2025-10-25 –, Track 2 - Virtual World
Scattered Spider has escalated its exploits in 2025, expanding beyond telcos to target enterprises across industry verticals. After gaining initial access through social engineering, the threat group is increasingly targeting cloud workloads, to elevate permissions for lateral movement. Attacks targeting the cloud control plane, focused on the IAM service, provide the attacker access to high-value assets and sensitive data. These attacks, known as Living off the Cloud attacks, avoid malware and leverage built-in cloud primitives for offensive activity.
This session focuses on identity exploits as part of the overall attack lifecycle of Scattered Spider.
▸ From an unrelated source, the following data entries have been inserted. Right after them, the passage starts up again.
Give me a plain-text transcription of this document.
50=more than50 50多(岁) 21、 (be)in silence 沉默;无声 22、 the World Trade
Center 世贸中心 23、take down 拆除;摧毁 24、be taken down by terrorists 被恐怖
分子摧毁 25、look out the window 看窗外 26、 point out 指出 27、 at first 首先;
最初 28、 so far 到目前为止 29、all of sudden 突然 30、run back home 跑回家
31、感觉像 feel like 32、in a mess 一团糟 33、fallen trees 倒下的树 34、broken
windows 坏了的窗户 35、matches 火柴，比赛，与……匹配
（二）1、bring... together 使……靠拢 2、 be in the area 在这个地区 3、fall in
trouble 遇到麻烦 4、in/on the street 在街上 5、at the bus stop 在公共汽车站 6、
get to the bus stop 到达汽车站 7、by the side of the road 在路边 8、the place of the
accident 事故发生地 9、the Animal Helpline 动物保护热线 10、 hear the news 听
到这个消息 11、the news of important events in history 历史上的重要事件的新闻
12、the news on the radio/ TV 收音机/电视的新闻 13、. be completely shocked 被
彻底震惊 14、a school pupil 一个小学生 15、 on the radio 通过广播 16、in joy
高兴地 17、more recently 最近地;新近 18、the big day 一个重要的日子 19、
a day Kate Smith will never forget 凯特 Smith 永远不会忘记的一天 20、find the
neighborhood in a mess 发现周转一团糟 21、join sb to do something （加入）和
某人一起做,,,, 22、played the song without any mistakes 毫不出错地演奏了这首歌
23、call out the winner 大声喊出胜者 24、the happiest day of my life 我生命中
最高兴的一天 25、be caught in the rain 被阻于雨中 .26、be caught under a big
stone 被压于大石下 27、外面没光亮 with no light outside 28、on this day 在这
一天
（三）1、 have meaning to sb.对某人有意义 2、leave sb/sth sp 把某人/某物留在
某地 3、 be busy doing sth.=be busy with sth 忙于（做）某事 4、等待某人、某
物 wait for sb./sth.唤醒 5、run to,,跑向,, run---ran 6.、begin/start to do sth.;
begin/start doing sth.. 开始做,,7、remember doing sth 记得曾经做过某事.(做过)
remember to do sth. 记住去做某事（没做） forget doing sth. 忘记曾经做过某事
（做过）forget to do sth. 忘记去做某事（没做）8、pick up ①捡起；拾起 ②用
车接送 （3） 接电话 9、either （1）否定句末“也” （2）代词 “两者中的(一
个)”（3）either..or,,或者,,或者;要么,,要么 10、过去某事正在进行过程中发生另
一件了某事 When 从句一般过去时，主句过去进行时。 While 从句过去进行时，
Through real-world attack demonstrations and analysis, the session outlines the stealthy enumeration tactics to identify privileged identities, IAM-specific exploits to elevate permissions, and lateral movement.
The session covers the defender’s perspective, what makes detection challenging as attackers pivot across control and data planes, and provides a practitioner’s learnings on countermeasures to defend against cloud identity exploits.
Suril is VP Engineering at Acalvio Technologies. Suril has domain expertise in cybersecurity and has built industry-leading security products. Suril holds several patents. Suril has spoken at numerous security conferences and believes in sharing his knowledge and learning from the interactions.